Thanks for the explanation.
The problem is exactly the "how", as you described. And personally, I don't really have any idea, since all the possible ways seem to involve somehow contradicting that goal "temporarily" (by using violence, limiting individual liberties, etc.), which I don't like. I think maybe over time, (a very long time, perhaps?) the way of thinking of human societies will slowly (and through a painful process) shift to that direction (and maybe not! who knows!).
Either way, life is painful and world is cruel.
Reformism is the term for a path to socialism without the use of violence.
https://en.wikipedia.org/wiki/Reformism
Lenin did not seize absolute power out of some lofty ideal of protecting the workers. He was very motivated about reclaiming the Russian Empire and murdering any workers or separatists that were in his way. Even contemporary communists like Rosa Luxembourg recognized that. Lenin and Stalin had over 20 years to dismantle the state before the Nazis became a threat. Not to mention, the original plan was to ally with the Nazis! The leaders never had any interest in helping workers.
On your first point you should read the question of nationalities which Lenin wrote shortly before his death. He clearly wanted to take down the tsarist apparatus after all the existential threats to the Soviet Union were gone.

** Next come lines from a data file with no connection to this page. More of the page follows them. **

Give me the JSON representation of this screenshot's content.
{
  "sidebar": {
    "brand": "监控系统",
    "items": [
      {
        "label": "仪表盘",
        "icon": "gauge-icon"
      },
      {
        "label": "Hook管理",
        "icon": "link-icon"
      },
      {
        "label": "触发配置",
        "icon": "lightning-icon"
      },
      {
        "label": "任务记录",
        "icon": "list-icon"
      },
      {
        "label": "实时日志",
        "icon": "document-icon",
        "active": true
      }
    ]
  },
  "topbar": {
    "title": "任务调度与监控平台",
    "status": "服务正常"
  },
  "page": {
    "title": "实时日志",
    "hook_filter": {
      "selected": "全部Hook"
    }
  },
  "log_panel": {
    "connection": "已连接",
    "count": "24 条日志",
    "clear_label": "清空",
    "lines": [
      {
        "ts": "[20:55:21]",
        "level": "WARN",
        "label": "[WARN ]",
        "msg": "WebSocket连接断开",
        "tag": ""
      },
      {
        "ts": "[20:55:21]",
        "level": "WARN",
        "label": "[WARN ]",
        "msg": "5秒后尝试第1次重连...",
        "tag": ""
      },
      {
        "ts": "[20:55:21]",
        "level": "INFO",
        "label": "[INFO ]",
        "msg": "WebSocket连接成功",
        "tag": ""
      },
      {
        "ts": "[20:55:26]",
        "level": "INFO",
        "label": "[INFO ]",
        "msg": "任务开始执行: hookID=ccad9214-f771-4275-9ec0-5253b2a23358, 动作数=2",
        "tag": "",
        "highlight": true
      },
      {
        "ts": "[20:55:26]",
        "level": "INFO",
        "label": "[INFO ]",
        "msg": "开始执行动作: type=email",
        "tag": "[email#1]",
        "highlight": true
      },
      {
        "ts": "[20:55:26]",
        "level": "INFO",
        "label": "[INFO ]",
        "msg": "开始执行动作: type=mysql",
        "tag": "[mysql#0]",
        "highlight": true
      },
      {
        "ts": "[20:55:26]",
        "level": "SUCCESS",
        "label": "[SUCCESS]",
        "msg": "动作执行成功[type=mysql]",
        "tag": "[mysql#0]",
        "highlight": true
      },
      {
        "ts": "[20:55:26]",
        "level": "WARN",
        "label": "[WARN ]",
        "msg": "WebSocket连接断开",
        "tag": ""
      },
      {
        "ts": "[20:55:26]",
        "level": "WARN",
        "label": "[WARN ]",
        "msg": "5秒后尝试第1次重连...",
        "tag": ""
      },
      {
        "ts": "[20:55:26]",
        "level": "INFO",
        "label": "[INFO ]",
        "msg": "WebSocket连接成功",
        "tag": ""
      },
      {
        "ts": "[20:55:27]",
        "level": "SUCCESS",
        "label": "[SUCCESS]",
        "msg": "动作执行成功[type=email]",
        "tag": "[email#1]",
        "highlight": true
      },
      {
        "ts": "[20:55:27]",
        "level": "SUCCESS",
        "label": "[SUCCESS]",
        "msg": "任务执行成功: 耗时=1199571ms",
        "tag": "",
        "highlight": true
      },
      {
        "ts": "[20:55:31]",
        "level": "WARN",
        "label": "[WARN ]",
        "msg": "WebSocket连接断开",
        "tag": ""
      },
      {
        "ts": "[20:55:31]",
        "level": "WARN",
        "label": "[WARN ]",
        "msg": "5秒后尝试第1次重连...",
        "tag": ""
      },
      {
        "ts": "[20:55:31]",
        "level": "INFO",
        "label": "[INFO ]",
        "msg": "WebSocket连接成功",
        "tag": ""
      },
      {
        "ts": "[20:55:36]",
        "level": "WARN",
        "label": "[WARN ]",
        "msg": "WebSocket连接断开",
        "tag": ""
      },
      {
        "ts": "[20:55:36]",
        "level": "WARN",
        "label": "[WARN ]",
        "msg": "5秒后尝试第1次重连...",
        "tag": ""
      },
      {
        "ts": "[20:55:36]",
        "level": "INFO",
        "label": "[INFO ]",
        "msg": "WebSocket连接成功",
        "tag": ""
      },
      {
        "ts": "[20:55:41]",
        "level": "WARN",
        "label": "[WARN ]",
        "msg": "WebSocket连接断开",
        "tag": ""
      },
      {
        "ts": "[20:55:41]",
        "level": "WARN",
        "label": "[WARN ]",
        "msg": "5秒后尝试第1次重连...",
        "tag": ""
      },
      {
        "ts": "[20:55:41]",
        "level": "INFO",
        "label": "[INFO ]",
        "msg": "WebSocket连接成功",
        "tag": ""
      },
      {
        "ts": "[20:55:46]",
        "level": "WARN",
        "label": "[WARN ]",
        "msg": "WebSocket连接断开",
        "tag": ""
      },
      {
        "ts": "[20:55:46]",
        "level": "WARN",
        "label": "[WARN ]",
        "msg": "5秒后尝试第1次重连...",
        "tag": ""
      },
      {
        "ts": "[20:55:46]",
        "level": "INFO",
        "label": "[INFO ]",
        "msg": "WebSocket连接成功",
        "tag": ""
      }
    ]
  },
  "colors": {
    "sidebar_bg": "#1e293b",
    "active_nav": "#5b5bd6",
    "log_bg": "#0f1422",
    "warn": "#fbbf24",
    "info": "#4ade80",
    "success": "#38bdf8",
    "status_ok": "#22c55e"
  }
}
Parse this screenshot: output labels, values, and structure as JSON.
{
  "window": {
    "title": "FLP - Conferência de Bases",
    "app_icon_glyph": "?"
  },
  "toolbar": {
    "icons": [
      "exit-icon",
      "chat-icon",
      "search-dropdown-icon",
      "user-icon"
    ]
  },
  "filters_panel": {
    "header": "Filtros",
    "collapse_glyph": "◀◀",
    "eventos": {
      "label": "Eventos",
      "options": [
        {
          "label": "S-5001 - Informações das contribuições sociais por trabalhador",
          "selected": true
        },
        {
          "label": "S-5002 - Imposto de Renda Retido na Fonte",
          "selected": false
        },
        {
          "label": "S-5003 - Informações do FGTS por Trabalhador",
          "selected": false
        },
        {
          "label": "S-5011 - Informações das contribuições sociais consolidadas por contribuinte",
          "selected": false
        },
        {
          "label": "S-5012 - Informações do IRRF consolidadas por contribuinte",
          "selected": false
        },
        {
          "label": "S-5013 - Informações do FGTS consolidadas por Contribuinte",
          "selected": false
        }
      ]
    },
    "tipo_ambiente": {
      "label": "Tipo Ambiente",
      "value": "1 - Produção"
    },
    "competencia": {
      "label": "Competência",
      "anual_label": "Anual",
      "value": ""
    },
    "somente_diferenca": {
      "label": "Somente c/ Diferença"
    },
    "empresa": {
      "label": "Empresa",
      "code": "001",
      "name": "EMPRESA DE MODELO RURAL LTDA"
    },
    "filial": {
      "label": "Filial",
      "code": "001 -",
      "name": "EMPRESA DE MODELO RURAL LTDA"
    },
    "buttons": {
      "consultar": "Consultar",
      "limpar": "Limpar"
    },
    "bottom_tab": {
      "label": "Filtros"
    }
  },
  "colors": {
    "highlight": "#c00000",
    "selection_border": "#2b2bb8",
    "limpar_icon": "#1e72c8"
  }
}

Where did Luxembourg say Lenin was trying to recreate the tsarist empire? She was critical of the Bolsheviks authoritarianism but If anything she was also critical of the Bolsheviks limited allowance for nationalism and would've suppressed nationalism further, she was a strict internationalist.
If they did dismantle the state apparatus before the Nazis came what do you think would happen? The Soviet Union was barely able to turn the tide of the war with a united front and 20 years of intense, brutal industrialization. If they had dismantled the state and Russia was just a bunch of rural locally run villages in a loose confederation in 1939 the Nazis would've steamrolled over them and genocided the population.

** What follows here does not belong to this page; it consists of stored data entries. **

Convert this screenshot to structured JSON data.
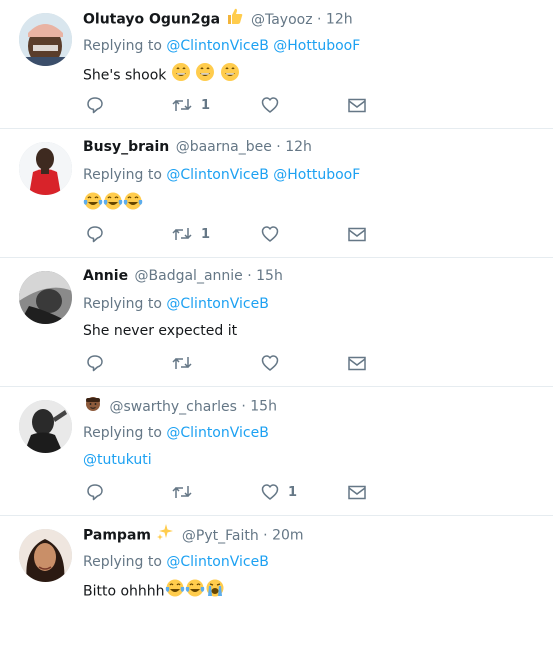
{
  "tweets": [
    {
      "name": "Olutayo Ogun2ga",
      "name_emoji": "thumbs-up",
      "handle": "@Tayooz",
      "dot": "·",
      "time": "12h",
      "replying_prefix": "Replying to ",
      "mentions": [
        "@ClintonViceB",
        "@HottubooF"
      ],
      "text": "She's shook ",
      "text_emojis": [
        "grin",
        "grin",
        "grin"
      ],
      "retweets": "1",
      "likes": ""
    },
    {
      "name": "Busy_brain",
      "handle": "@baarna_bee",
      "dot": "·",
      "time": "12h",
      "replying_prefix": "Replying to ",
      "mentions": [
        "@ClintonViceB",
        "@HottubooF"
      ],
      "text": "",
      "text_emojis": [
        "tears-of-joy",
        "tears-of-joy",
        "tears-of-joy"
      ],
      "retweets": "1",
      "likes": ""
    },
    {
      "name": "Annie",
      "handle": "@Badgal_annie",
      "dot": "·",
      "time": "15h",
      "replying_prefix": "Replying to ",
      "mentions": [
        "@ClintonViceB"
      ],
      "text": "She never expected it",
      "retweets": "",
      "likes": ""
    },
    {
      "name": "",
      "name_emoji": "man-face",
      "handle": "@swarthy_charles",
      "dot": "·",
      "time": "15h",
      "replying_prefix": "Replying to ",
      "mentions": [
        "@ClintonViceB"
      ],
      "text_mention": "@tutukuti",
      "retweets": "",
      "likes": "1"
    },
    {
      "name": "Pampam",
      "name_emoji": "sparkles",
      "handle": "@Pyt_Faith",
      "dot": "·",
      "time": "20m",
      "replying_prefix": "Replying to ",
      "mentions": [
        "@ClintonViceB"
      ],
      "text": "Bitto ohhhh",
      "text_emojis": [
        "tears-of-joy",
        "tears-of-joy",
        "crying"
      ]
    }
  ],
  "colors": {
    "link": "#1da1f2",
    "muted": "#657786",
    "text": "#14171a",
    "divider": "#e6ecf0"
  },
  "icons": {
    "reply": "reply-icon",
    "retweet": "retweet-icon",
    "like": "heart-icon",
    "dm": "envelope-icon"
  }
}
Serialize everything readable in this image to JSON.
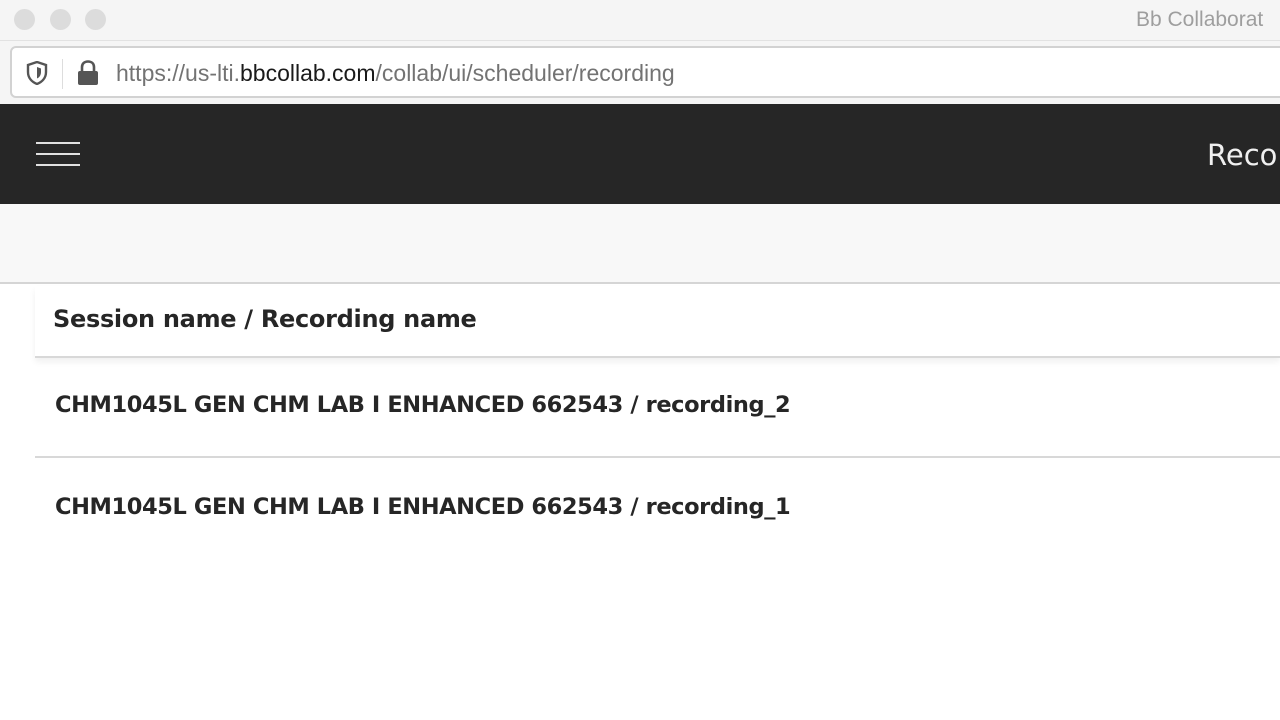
{
  "browser": {
    "window_title": "Bb Collaborat",
    "url_prefix": "https://us-lti.",
    "url_domain": "bbcollab.com",
    "url_path": "/collab/ui/scheduler/recording",
    "icons": {
      "shield": "tracking-protection-shield-icon",
      "lock": "secure-lock-icon"
    }
  },
  "app": {
    "menu_icon": "hamburger-menu-icon",
    "header_title": "Recor"
  },
  "table": {
    "column_header": "Session name / Recording name",
    "rows": [
      {
        "name": "CHM1045L GEN CHM LAB I ENHANCED 662543 / recording_2"
      },
      {
        "name": "CHM1045L GEN CHM LAB I ENHANCED 662543 / recording_1"
      }
    ]
  }
}
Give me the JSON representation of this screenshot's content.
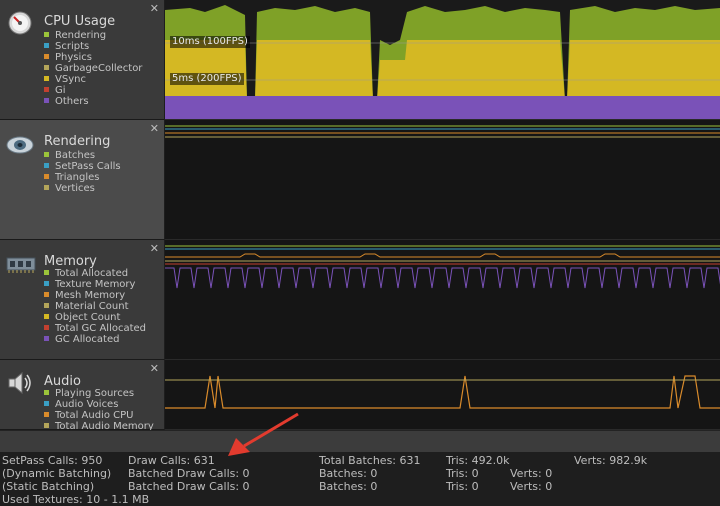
{
  "modules": [
    {
      "id": "cpu",
      "title": "CPU Usage",
      "icon": "cpu-usage-icon",
      "items": [
        {
          "label": "Rendering",
          "color": "#9bc43a"
        },
        {
          "label": "Scripts",
          "color": "#3a9fc4"
        },
        {
          "label": "Physics",
          "color": "#d98b2b"
        },
        {
          "label": "GarbageCollector",
          "color": "#b3a55a"
        },
        {
          "label": "VSync",
          "color": "#d4b823"
        },
        {
          "label": "Gi",
          "color": "#c24030"
        },
        {
          "label": "Others",
          "color": "#7a52b8"
        }
      ],
      "labels": {
        "fps100": "10ms (100FPS)",
        "fps200": "5ms (200FPS)"
      }
    },
    {
      "id": "rendering",
      "title": "Rendering",
      "icon": "rendering-icon",
      "items": [
        {
          "label": "Batches",
          "color": "#9bc43a"
        },
        {
          "label": "SetPass Calls",
          "color": "#3a9fc4"
        },
        {
          "label": "Triangles",
          "color": "#d98b2b"
        },
        {
          "label": "Vertices",
          "color": "#b3a55a"
        }
      ]
    },
    {
      "id": "memory",
      "title": "Memory",
      "icon": "memory-icon",
      "items": [
        {
          "label": "Total Allocated",
          "color": "#9bc43a"
        },
        {
          "label": "Texture Memory",
          "color": "#3a9fc4"
        },
        {
          "label": "Mesh Memory",
          "color": "#d98b2b"
        },
        {
          "label": "Material Count",
          "color": "#b3a55a"
        },
        {
          "label": "Object Count",
          "color": "#d4b823"
        },
        {
          "label": "Total GC Allocated",
          "color": "#c24030"
        },
        {
          "label": "GC Allocated",
          "color": "#7a52b8"
        }
      ]
    },
    {
      "id": "audio",
      "title": "Audio",
      "icon": "audio-icon",
      "items": [
        {
          "label": "Playing Sources",
          "color": "#9bc43a"
        },
        {
          "label": "Audio Voices",
          "color": "#3a9fc4"
        },
        {
          "label": "Total Audio CPU",
          "color": "#d98b2b"
        },
        {
          "label": "Total Audio Memory",
          "color": "#b3a55a"
        }
      ]
    }
  ],
  "stats": {
    "setpass": "SetPass Calls: 950",
    "dynamic": "(Dynamic Batching)",
    "static": "(Static Batching)",
    "used_textures": "Used Textures: 10 - 1.1 MB",
    "draw_calls": "Draw Calls: 631",
    "batched_dc_1": "Batched Draw Calls: 0",
    "batched_dc_2": "Batched Draw Calls: 0",
    "total_batches": "Total Batches: 631",
    "batches_1": "Batches: 0",
    "batches_2": "Batches: 0",
    "tris": "Tris: 492.0k",
    "tris_1": "Tris: 0",
    "tris_2": "Tris: 0",
    "verts": "Verts: 982.9k",
    "verts_1": "Verts: 0",
    "verts_2": "Verts: 0"
  },
  "colors": {
    "annotation_arrow": "#e23b2e"
  }
}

Lenin is not the first leader to whitewash imperialism.
That's pretty similar to the social democratic system that they had in Sweden before the 90s. Many critical services were government agencies, such as the railroad, the phone network, and the pharmacies. Health care and rental housing were handled by the municipality or the county.
And they got the idea from URSS
I'm sure that it could be argued that Sweden had Soviet influence, there was definitely a soviet-backed communist party in Sweden from 1917 until 1977.
But at the same time, Swedish Social Democracy is a completely separate ideology from Soviet Communism, and the parties that implemented these "folkhemmet" policies were 100% hostile to the Soviet Union and any Soviet influence. Sweden has never had any system of communism, nor any USSR-friendly prime ministers or ministers.
Specifically, Per Albin Hansson's "the people's home" ideology that he advocated for as prime minister was a reformist, anti-marxist form of social liberalism.
I would say you are somewhere between arnachism and socialism with that view but I am no expert ether!
Those two have big overlaps. "Libertarian socialism" used to be another term for anarchism.